Tears prick my eyes, but I blink them away. I’m so tired of crying over him.
“Rorie,” he steps forward and continues, “I know what was up on that screen.”
“No, you don’t. That was my life.” I point to my chest.
“Yes, it was. Every grief you’ve survived, every dream you’ve buried, every piece you should’ve been allowed to guard, and I ripped it from you without a second thought. I didn’t just break your trust. I broke the version of you that believed you could ever trust someone like me.”
Swiping the tears away, I cross my arms over my chest, protectively.
Nolan takes another step closer but I step back.
He halts, exhales then sets the basket of fries carefully on the counter. His arms drop to his sides.
“North is your heart.” His voice roughens even more. “You are my North. And my anchor. And I lost you because at one point, I treated you like a finish line instead of a fucking miracle.”
My hands shake. God, I want to believe him. I want to tear the walls down, and run straight into him, but the part of me that remembers that day—the betrayal, the humiliation—bites back hard.
“You should’ve been safe with me, you should’ve been sacred.
And I lost you—the one thing in this life worth fighting for.
But I will fight, Rorie. For every secret I should have protected.
For every piece of you that still thinks love means betrayal.

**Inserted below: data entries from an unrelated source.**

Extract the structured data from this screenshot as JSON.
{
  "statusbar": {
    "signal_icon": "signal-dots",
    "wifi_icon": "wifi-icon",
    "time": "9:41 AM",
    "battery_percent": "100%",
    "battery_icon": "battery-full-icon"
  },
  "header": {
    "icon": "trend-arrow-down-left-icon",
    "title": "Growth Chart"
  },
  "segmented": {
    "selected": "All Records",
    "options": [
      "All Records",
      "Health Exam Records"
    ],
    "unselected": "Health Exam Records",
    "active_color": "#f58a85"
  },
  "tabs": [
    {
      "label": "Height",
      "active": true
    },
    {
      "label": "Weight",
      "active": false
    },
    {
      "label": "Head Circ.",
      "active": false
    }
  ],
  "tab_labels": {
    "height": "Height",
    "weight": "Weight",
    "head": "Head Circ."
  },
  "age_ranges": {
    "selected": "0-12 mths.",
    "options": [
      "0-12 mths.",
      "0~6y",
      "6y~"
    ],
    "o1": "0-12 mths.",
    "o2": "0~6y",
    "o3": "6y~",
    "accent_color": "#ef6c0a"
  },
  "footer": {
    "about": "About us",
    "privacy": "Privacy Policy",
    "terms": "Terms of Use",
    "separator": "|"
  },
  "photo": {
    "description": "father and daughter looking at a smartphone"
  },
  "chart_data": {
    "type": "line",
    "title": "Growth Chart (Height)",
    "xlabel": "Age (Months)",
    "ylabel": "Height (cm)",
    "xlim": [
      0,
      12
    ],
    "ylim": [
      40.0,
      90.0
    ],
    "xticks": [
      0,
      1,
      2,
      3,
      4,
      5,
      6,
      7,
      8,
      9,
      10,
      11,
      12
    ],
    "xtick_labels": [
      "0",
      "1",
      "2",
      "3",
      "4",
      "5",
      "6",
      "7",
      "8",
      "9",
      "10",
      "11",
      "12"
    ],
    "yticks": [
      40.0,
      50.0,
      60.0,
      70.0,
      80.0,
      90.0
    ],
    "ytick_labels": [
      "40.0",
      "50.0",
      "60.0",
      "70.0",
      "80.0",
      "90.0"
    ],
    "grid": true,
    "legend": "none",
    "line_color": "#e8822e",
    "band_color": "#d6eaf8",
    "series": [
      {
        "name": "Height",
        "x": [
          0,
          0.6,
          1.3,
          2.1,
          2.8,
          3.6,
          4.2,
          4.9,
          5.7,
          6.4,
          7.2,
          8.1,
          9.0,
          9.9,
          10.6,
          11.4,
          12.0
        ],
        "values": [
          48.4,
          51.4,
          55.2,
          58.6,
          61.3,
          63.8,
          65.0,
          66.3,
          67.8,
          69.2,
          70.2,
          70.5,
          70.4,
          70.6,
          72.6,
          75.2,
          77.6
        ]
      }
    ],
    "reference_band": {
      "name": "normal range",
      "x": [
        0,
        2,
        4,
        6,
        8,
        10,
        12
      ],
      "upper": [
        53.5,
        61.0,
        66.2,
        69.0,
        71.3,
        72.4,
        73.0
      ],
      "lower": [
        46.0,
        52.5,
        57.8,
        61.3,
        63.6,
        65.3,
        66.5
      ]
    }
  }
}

I’ll rip down every wall you build, and if you let me, I’ll build something better from the wreckage I left behind. However long it takes.”
“You can’t just show up with glitter and fries and expect everything to be fine,” I say, my voice trembling.
Suddenly, he drops to his knees, pleading. Right there. In the middle of my damn bookstore, wearing a shirt that looks like it was bedazzled by a drunk cupid. He’s there, with nothing to offer except him—raw, imperfect, real.
“I don’t want fine,” his tone is steady even as emotion thickens it. “I want messy. And complicated. And honest. I want late-night texts and stolen fries and grilled cheese with tomato soup. And stars.” Shaky now. “And you. I want you.”
My heart shatters and remakes itself all at once.
One deep breath. Then another.
Crossing the space between us, I crouch too. We’re eye to eye, chests heaving. His hand shakes when it lifts to tuck a strand of hair behind my ear.
I grab his wrist. Hold it there.
“You really think glitter and carbs are enough to fix this?” I whisper, a smile trembling at the edge of my mouth.
Nolan’s lips curve—hopeful, wild, his. “No. But it’s a start.”
His grin is devastating. The kind that once made me want to punch him and kiss him in the same breath.
He points to the fries and says, “Truce?”
A beat of silence.
And then—fuck it all—I pull him into a kiss so fierce, so desperate, that the whole universe tilts sideways.
The bell above the door rings again as the wind rushes in.
But we stay right there.
Home.
Exactly where we were always meant to be.